Polisi juga menginformasikan bahwa klaim tentang order fiktif melalui layanan pesan-antar tidak dapat dibuktikan karena keterbatasan layanan di wilayah tersebut.
- Gugatan perdata oleh Nining Suryani (2025) adalah perkara yang terdaftar di PN Jakarta Selatan dan memiliki karakter tuntutan kompensasi dan permintaan tindakan administratif — bukan perkara pidana yang otomatis menyatakan pelanggaran pidana.

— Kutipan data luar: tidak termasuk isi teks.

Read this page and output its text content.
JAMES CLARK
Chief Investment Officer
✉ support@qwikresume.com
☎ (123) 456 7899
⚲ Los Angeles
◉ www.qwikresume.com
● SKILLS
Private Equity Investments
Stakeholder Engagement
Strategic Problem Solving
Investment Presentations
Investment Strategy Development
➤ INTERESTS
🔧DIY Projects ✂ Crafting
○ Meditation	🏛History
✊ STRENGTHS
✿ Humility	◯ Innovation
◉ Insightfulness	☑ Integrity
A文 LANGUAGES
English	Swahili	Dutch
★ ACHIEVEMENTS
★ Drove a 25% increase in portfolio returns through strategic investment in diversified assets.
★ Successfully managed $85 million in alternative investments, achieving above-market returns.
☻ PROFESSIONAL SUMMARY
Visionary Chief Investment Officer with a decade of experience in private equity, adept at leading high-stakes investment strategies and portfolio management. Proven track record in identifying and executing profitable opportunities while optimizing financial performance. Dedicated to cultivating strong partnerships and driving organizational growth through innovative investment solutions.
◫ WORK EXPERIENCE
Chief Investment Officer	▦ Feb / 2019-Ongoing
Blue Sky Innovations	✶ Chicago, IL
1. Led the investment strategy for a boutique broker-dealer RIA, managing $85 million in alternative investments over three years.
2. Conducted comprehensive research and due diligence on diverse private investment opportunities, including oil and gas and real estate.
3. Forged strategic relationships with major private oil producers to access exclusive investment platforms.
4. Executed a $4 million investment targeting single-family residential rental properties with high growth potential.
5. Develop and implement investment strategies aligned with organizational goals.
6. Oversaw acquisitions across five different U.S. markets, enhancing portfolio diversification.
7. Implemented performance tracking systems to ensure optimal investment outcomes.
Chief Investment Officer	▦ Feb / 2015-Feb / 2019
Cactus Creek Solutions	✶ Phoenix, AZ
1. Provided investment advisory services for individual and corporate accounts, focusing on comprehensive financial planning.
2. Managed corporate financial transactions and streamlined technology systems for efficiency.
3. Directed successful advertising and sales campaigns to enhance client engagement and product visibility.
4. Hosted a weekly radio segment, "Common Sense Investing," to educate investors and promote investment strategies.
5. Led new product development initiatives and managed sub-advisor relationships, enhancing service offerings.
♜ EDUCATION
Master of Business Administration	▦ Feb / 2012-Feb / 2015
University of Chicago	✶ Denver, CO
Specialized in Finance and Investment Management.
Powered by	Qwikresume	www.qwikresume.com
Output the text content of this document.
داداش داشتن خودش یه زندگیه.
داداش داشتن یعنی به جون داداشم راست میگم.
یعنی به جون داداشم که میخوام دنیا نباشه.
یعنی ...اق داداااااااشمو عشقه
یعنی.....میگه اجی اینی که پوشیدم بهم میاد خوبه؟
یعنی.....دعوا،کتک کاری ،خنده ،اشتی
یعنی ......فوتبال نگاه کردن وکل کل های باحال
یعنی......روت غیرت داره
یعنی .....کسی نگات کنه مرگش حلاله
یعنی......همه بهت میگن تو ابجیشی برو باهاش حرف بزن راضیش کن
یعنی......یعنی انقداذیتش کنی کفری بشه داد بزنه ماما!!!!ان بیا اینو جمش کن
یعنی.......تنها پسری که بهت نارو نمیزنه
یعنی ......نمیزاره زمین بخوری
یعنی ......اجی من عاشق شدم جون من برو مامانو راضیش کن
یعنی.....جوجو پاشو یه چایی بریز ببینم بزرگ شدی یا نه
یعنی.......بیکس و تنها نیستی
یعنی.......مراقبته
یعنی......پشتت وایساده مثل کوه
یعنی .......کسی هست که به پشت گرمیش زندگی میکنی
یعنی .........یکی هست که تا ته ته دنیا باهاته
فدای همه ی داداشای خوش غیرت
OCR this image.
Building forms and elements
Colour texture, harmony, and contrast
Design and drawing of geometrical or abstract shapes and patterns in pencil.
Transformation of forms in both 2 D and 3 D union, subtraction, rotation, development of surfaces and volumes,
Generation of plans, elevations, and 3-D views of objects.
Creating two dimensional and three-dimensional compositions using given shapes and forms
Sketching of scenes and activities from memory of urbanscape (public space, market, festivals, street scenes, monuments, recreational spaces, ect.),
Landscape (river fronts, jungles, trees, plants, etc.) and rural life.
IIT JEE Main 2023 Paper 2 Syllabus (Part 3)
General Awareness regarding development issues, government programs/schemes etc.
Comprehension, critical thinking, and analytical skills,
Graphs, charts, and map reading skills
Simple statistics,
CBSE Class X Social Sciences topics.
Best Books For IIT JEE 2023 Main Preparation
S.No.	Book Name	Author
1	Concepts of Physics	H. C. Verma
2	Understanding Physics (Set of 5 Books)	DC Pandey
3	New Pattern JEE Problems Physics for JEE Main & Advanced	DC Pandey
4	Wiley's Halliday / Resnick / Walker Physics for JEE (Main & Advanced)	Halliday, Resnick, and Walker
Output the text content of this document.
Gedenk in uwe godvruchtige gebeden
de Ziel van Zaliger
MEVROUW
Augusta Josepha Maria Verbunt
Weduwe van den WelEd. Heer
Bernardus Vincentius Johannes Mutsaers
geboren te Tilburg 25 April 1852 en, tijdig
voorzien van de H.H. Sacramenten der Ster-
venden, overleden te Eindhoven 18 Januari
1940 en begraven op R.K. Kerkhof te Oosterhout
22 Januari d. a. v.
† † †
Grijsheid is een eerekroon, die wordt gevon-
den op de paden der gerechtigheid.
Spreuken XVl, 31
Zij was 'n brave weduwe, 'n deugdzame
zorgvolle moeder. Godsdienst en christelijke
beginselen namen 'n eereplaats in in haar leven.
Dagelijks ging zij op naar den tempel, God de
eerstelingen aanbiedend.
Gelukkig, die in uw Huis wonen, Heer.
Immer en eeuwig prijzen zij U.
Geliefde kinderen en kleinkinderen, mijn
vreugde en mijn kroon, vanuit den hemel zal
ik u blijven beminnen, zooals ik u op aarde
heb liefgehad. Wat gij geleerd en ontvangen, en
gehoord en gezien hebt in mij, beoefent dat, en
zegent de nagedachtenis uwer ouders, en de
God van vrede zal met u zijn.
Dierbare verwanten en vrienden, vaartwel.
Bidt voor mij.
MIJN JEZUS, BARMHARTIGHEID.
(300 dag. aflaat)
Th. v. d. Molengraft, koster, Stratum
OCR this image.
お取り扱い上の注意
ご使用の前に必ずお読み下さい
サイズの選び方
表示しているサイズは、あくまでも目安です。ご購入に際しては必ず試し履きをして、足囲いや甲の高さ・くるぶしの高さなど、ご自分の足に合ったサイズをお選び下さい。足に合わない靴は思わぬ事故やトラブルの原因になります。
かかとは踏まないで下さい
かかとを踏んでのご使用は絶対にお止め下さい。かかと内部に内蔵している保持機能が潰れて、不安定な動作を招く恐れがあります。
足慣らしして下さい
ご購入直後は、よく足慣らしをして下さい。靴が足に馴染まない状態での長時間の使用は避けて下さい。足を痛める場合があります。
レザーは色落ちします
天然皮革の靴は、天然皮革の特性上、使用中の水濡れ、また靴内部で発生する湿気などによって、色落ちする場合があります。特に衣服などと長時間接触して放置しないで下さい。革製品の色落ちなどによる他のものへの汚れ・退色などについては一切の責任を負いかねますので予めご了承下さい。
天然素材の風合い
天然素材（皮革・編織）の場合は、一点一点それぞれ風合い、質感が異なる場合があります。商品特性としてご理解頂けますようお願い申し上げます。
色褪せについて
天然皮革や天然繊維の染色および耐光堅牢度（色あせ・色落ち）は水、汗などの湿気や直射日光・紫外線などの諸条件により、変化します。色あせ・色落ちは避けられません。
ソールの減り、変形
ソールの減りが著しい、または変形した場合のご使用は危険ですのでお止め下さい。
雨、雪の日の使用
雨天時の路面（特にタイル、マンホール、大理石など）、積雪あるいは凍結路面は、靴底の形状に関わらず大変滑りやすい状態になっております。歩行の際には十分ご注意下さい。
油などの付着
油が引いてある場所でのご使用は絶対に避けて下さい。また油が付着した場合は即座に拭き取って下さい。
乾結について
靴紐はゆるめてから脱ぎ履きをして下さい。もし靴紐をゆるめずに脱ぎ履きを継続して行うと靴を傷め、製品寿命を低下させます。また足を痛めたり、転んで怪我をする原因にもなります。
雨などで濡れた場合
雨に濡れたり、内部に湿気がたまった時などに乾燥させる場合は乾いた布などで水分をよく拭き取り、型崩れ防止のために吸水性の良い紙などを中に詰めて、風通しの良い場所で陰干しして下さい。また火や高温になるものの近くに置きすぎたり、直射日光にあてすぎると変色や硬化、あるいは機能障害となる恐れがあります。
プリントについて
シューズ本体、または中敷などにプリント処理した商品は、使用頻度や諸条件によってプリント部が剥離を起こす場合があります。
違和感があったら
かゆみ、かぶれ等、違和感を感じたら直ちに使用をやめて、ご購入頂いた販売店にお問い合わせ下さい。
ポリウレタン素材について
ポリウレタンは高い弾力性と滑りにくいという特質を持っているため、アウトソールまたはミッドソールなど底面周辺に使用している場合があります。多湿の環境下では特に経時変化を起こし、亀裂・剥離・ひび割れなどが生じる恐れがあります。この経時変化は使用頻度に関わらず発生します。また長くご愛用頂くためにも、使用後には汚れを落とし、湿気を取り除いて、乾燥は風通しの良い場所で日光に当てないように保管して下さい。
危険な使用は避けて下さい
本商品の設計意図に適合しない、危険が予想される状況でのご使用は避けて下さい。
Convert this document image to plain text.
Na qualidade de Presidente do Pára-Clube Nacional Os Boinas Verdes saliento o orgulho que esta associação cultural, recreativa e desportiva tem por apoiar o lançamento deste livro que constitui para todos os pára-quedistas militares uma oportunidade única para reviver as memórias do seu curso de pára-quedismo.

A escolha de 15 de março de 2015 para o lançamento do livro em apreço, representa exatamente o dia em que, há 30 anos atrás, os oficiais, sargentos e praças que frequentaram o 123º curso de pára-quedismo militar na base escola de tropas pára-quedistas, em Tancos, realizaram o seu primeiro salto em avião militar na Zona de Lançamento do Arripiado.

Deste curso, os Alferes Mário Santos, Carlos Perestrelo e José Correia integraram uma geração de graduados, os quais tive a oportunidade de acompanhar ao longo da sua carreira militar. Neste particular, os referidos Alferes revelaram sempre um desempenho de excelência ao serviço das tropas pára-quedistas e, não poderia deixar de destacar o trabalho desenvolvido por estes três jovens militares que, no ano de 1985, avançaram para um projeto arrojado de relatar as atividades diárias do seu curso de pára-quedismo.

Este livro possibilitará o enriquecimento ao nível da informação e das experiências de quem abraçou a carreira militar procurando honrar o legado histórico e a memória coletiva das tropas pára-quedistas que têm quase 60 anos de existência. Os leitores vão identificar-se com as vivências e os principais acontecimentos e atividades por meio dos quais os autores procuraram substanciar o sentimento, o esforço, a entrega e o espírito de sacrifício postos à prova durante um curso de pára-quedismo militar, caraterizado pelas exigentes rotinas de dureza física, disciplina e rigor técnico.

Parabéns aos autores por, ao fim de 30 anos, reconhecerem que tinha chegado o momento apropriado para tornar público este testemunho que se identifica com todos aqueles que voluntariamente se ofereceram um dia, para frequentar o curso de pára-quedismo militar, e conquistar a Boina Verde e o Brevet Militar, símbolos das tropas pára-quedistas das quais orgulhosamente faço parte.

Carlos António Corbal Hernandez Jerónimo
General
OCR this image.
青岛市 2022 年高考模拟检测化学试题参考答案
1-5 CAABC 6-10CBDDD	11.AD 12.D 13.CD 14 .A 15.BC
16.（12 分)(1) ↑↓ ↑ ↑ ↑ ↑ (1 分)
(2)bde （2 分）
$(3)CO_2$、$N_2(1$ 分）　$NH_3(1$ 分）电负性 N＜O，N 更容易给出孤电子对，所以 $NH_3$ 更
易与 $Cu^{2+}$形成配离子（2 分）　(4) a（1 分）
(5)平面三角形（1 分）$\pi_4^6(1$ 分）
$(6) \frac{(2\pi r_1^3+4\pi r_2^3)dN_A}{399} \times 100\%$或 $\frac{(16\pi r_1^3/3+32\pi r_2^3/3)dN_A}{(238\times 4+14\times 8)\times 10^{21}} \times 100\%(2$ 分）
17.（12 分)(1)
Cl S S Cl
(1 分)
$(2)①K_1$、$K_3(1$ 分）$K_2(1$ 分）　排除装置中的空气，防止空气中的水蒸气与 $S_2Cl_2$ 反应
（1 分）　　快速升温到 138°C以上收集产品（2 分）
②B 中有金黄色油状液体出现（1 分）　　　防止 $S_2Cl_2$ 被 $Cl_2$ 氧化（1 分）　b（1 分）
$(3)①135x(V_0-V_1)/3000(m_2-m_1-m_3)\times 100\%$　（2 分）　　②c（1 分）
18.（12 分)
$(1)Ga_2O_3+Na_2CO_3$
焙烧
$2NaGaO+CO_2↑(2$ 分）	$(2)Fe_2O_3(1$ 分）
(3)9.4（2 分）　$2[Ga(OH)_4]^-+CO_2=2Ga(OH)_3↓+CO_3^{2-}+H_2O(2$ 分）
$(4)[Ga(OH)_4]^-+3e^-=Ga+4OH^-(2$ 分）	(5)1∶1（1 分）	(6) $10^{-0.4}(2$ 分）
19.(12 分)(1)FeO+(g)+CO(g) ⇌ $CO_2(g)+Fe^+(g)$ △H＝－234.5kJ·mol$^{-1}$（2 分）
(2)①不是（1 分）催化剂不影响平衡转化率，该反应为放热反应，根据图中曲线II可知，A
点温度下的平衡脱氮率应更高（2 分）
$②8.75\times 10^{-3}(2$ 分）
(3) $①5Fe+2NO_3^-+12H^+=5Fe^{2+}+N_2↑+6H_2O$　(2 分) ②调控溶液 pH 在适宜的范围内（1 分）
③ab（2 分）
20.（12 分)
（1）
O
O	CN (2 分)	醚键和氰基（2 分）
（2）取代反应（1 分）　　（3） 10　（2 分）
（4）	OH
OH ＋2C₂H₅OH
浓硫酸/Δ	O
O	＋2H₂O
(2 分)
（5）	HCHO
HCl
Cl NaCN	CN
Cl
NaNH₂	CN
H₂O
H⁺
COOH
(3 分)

- Kasus viral OKU (2023) merupakan peristiwa terpisah yang telah ditindaklanjuti oleh kepolisian setempat; hasil penyelidikan kepolisian menjelaskan ketidakadaan bukti keterkaitan langsung dengan praktik pinjol AdaKami pada peristiwa tersebut.
- Pembaca diimbau berhati-hati membaurkan dua narasi ini; mereka serupa pada isu (teror penagihan) namun berbeda waktu, lokasi, jenis proses hukum, dan bukti yang ada.
Publik dan pemangku kepentingan menunggu hasil persidangan PN Jakarta Selatan, serta kemungkinan tindak lanjut pengawasan dari OJK jika ditemukan bukti pelanggaran terhadap ketentuan perlindungan konsumen. Kepolisian setempat juga dapat membuka atau menutup penyelidikan tambahan bila ada laporan baru yang relevan.